Jesus. Oh that name. I am thankful for His unending patience and longsuffering with me. I cannot understand why He loves me and why He remains faithful – but I am grateful that He does. It’s been 25 years since my relationship with Him began and the sanctification process has been so ridiculously slow and painful – for both of us. Why He doesn’t give up is beyond me. But as the song says: “His love never fails, it never gives up, it never runs out on me.”
As I think about my relationship with Christ, I am thankful for my spiritual heritage. Wait – didn’t I just say I didn’t have one? Am I confusing you? Well you know some people say that blood is thicker than water. (not always true by the way) But I always say that the blood of Christ is thicker than both. Though my spiritual heritage did not come from my blood relatives, it came from my blood bought relatives – the church.
When I stepped into Abundant Life Church in 1988, I was amazed at the genuine love the people showed me. They never tried to “convert” me. They just loved me. And trust me, I was not easy to love. Believe it or not, I was a million times worse than I am now. North Way owes them a debt of gratitude – they did all the hard work. I will never forget that first month. I watched Pastor Susan lead worship and then I talked with her afterwards. She didn’t tell me about Jesus. She showed me Jesus. I saw Him in her. I saw contentment in her and I couldn’t understand how she got it – I wanted what she had. She only told me about the Lord when I asked her to.

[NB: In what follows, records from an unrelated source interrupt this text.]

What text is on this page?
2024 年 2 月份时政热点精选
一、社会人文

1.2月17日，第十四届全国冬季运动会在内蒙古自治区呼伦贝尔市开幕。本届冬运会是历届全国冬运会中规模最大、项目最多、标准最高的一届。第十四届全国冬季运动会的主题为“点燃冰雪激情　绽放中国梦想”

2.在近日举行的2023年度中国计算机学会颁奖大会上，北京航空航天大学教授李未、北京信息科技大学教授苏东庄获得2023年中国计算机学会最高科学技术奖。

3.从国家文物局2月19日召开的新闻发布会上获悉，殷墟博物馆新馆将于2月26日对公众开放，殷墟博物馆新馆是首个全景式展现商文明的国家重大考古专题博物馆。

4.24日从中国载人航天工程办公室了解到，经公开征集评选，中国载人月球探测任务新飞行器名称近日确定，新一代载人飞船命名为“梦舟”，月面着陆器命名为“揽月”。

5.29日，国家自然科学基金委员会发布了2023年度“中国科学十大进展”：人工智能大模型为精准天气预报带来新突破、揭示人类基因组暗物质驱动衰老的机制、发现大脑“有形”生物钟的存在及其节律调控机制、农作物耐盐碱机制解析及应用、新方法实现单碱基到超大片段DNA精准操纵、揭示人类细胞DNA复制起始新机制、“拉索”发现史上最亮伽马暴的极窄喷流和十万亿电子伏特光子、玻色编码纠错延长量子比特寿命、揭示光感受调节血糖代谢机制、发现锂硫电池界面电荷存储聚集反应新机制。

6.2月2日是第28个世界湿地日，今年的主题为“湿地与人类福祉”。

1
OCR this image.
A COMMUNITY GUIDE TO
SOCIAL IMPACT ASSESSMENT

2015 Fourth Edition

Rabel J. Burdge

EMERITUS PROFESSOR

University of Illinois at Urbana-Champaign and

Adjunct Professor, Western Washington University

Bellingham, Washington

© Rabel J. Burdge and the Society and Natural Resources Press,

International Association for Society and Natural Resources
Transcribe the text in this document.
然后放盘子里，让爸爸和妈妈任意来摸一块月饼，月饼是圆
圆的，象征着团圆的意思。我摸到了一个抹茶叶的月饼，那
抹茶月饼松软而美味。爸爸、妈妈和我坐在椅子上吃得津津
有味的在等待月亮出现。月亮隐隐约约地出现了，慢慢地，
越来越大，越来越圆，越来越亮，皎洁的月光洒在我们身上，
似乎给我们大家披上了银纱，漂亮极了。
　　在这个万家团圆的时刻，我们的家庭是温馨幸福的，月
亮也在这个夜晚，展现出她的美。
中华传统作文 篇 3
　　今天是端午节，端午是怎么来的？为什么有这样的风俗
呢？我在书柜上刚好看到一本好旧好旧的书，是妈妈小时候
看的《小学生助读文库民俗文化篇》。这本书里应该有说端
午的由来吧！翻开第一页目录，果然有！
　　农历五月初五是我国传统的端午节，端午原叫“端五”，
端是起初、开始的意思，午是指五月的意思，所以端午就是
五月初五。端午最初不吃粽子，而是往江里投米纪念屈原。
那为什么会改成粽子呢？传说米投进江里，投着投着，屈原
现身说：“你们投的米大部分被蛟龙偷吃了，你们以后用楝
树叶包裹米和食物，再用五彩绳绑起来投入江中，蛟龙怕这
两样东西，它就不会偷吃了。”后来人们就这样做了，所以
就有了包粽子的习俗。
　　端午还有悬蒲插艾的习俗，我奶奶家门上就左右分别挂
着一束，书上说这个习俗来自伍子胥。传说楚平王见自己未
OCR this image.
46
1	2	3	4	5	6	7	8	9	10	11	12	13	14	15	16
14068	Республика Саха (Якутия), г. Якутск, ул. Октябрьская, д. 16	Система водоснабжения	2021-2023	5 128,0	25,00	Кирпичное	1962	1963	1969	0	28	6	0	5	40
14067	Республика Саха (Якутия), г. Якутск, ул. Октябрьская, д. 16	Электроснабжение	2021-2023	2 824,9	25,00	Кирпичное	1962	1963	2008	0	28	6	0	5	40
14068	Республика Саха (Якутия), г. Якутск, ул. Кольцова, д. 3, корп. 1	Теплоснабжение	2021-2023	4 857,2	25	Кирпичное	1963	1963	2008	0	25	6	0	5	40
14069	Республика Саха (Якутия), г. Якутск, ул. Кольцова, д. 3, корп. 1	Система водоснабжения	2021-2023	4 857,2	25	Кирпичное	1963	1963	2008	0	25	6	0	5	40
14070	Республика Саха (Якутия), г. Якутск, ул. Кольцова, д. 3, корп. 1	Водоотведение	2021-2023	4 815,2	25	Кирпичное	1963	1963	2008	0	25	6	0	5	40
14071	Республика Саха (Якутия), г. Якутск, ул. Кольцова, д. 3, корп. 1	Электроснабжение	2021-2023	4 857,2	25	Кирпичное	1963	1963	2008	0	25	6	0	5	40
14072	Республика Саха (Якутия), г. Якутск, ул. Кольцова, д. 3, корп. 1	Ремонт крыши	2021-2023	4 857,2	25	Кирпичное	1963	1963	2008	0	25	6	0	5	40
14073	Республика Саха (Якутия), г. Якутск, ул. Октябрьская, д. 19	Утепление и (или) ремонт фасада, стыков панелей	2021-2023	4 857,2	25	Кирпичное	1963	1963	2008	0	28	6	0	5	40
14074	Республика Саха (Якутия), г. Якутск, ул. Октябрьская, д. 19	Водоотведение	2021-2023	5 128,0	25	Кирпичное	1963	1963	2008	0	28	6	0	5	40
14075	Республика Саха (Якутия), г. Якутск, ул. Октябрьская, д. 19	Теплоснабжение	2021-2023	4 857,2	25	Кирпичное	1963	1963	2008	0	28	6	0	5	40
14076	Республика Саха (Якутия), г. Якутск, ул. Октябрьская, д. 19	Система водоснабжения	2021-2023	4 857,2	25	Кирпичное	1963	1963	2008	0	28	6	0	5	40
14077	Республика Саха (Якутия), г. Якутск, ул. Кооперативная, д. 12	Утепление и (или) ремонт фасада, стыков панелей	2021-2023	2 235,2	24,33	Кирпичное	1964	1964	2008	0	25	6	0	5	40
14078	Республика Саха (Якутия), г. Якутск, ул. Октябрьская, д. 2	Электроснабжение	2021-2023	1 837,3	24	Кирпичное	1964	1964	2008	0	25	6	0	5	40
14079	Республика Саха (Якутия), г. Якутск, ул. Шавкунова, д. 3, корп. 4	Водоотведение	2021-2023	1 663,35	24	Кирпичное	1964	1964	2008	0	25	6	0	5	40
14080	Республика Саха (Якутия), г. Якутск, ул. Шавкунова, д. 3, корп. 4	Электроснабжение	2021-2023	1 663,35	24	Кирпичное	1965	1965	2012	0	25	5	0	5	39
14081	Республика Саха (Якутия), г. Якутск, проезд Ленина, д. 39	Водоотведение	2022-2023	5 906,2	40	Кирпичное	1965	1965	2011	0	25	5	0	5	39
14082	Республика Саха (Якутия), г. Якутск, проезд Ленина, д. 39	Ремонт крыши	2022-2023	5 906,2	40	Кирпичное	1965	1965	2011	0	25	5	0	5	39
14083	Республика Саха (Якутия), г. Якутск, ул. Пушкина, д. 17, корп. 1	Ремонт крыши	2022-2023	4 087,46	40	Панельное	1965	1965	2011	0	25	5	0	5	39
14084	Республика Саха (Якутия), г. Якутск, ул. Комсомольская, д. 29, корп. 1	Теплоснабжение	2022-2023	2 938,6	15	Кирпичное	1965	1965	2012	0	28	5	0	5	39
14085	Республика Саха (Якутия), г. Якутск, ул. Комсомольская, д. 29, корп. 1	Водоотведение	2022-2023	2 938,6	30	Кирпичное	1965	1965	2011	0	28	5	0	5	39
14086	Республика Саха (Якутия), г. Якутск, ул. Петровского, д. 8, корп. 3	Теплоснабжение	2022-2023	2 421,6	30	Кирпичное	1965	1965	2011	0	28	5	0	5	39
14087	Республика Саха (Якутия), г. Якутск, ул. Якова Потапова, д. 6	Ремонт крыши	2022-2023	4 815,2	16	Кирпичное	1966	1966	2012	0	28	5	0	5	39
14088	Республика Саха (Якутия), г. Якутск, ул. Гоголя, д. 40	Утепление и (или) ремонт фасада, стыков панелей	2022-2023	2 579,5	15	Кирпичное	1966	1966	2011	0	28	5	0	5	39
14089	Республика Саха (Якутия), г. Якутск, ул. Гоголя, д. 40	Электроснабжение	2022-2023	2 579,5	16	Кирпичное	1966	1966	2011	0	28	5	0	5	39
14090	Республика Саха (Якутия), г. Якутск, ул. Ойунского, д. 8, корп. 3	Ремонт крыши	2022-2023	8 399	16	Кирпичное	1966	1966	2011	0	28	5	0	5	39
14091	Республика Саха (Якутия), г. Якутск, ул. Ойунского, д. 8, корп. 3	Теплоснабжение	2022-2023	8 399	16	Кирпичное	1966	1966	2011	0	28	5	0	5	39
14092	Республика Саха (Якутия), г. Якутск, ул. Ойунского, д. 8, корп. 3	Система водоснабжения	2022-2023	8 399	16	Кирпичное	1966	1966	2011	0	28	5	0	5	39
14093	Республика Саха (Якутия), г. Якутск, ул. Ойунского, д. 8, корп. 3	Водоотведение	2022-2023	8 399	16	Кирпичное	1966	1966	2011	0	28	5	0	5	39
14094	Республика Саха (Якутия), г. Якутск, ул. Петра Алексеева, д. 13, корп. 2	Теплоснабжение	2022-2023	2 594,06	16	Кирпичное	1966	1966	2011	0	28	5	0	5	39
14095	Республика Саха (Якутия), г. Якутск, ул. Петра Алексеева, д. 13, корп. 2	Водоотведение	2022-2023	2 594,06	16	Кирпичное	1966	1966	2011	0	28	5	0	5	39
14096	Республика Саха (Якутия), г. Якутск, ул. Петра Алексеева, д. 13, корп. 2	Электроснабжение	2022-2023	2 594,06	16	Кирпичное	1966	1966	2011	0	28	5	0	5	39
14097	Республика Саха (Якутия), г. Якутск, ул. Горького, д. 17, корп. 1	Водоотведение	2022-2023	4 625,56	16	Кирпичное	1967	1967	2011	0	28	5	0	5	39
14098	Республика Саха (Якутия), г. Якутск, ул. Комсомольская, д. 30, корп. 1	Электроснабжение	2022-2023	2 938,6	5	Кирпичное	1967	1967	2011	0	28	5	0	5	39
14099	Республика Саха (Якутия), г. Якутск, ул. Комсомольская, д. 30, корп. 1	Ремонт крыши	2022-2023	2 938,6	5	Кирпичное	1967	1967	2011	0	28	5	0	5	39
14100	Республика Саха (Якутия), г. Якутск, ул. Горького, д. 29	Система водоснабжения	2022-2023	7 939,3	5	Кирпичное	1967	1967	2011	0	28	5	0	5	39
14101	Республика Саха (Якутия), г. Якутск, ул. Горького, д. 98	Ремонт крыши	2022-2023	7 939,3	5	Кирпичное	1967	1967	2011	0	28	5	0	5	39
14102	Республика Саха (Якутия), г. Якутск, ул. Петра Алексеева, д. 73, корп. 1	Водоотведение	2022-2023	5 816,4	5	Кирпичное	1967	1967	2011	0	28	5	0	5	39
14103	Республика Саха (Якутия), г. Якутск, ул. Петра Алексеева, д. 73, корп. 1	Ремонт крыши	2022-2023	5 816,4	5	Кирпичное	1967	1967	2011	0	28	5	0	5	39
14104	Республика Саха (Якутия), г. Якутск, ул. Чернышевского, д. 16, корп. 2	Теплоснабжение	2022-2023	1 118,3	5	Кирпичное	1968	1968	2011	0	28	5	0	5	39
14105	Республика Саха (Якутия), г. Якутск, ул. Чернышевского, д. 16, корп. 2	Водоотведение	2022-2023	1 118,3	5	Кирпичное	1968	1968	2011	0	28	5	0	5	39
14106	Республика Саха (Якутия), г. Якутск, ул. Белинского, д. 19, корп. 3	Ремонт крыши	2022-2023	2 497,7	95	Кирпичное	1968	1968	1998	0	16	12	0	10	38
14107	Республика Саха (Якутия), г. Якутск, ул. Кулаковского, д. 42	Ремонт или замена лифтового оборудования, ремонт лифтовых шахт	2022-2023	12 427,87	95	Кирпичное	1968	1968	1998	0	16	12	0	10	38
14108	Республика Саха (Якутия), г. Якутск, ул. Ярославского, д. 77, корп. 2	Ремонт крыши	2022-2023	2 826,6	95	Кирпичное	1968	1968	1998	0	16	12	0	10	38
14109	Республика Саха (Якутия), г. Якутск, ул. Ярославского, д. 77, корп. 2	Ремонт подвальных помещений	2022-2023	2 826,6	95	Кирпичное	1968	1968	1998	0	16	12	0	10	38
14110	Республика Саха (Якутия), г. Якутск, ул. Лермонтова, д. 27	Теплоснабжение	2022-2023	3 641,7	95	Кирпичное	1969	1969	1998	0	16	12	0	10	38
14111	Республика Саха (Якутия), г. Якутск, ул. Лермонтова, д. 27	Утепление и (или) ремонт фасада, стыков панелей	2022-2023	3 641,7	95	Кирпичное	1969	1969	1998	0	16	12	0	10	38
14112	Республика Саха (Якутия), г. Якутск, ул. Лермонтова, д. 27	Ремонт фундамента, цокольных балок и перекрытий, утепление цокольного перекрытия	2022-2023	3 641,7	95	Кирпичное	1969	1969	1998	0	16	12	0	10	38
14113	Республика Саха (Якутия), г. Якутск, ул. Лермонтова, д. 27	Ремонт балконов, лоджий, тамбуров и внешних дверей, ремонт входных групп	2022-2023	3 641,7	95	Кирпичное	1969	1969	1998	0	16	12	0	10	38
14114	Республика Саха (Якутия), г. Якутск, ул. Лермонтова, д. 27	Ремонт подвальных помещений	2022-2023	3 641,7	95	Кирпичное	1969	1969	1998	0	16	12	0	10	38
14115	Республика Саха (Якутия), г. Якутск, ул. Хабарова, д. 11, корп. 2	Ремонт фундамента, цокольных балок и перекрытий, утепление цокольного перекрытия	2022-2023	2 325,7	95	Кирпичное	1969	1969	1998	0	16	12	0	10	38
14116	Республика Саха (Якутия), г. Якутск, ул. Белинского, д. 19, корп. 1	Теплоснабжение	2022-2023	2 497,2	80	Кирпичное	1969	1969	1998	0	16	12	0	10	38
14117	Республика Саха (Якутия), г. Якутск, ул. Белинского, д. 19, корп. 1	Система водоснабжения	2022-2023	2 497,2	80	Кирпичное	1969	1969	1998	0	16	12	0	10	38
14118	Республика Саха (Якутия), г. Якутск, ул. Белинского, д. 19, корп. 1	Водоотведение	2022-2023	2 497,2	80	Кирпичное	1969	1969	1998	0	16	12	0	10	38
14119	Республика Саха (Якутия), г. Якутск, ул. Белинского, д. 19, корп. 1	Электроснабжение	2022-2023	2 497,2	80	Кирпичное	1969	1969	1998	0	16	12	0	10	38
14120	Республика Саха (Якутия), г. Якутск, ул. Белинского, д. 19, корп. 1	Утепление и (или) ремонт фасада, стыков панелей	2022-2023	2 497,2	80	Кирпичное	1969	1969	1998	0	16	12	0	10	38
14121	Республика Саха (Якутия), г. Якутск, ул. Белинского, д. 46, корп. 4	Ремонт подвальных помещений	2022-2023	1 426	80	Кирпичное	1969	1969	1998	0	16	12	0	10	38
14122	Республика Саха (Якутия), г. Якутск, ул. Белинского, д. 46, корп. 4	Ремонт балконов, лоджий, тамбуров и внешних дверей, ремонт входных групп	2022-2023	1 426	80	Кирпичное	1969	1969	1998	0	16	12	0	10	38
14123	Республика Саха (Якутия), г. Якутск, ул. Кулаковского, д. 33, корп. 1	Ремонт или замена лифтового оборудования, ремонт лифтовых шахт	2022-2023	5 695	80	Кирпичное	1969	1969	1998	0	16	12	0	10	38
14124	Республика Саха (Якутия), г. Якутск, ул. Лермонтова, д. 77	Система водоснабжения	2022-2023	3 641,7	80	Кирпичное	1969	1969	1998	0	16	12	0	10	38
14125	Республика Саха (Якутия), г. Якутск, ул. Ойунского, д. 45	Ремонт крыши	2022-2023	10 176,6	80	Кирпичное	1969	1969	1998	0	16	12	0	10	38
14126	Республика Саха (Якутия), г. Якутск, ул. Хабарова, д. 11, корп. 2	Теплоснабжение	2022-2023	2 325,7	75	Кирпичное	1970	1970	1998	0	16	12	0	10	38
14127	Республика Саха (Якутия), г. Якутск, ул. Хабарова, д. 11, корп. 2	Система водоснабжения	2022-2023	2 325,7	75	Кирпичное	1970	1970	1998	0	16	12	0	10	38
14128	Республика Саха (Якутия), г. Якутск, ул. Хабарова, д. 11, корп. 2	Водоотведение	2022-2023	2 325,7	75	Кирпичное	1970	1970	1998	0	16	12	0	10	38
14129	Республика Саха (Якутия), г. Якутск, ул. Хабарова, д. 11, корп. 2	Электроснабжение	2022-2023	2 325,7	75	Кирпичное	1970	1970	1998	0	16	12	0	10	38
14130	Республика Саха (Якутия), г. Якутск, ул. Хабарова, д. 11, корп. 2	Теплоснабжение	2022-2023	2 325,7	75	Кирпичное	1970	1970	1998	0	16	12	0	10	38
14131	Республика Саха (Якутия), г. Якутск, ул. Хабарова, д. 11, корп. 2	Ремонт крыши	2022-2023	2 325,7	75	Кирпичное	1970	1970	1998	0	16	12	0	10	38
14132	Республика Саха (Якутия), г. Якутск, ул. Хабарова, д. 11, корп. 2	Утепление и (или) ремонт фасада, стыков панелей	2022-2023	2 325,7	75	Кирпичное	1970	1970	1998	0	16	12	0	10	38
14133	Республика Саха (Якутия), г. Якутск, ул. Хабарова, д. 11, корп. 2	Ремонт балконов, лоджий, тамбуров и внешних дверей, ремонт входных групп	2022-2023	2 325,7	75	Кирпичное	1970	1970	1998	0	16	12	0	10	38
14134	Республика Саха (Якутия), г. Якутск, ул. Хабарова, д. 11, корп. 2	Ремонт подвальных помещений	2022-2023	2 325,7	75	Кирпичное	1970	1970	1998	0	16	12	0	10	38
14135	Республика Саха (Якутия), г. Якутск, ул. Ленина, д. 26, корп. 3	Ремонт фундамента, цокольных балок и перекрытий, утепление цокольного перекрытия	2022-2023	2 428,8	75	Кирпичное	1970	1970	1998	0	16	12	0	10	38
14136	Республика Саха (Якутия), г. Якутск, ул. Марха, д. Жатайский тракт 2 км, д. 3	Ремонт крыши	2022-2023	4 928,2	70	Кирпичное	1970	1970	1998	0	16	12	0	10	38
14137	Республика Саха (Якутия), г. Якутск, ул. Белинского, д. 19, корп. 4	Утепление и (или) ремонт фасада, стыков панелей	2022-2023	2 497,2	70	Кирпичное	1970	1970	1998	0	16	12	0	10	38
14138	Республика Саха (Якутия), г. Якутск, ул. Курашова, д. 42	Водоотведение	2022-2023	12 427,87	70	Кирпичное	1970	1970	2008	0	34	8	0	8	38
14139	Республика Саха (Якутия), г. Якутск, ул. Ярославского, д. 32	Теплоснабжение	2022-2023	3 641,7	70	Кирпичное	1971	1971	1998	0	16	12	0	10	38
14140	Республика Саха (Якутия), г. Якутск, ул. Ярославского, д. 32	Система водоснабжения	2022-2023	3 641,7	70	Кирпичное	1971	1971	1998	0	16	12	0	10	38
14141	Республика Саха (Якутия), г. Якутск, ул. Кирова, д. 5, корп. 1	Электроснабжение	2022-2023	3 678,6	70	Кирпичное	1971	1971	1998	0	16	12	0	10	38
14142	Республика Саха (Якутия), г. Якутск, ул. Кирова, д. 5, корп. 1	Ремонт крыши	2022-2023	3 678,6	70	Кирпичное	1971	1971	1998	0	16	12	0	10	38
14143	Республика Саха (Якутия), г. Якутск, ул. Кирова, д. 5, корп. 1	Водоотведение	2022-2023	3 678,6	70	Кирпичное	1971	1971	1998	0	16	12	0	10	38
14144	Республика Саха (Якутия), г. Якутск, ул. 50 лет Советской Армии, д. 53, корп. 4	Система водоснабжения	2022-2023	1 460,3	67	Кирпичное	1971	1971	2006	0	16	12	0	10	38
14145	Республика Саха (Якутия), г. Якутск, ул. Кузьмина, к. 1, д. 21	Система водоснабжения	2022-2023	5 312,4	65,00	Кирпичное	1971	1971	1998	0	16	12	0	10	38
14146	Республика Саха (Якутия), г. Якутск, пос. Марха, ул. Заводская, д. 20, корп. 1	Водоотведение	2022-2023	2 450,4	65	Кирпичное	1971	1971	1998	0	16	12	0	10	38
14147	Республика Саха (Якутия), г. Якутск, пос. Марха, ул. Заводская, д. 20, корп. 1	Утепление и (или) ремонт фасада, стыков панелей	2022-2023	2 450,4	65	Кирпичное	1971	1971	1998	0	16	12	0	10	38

After I accepted Christ as my personal Savior on July 30, 1988, so many people began pouring into my life. On Wednesday evenings after church, the youth group would hang out on the street outside the church – just being normal teenagers. Shocker – I wasn’t normal. I stayed inside and sat and talked with Earl Wheeler. He patiently allowed me to be like that pesky little puppy that never went away. During the next five years, I had many mentors and supporters as I wrestled between my new life in Christ and my sinful life of the McKees Rocks bottoms that didn’t want to surrender without a fight. I am so thankful for George and Pat, Earl and Irene, Angela and Gary, Lucy, Fran, Brigid, Suzanne, Walt, Karen and a long list of others that never gave up on me. I am beyond thankful for all the Biblical instruction I received. Not only in Bible class in Abundant Life Academy, but in church and the various classes and instructional meetings – I was given a rich, firm foundation. I was baptized in 1989, but not before sitting in several classes until my pastor KNEW that I understood Biblically what I was doing. I can still hear Pastor Susan as she dunked me – “Raquel Marie Branchik I baptize you in the name of the Lord Jesus Christ, rise and walk in newness of life!” Throughout my teens and early twenties, I was steeped in Biblical instruction. I understand worship – both individual and corporate. I understand spiritual warfare. And yes, I understand grace – as I am the recipient of boatloads of it – from both God and people.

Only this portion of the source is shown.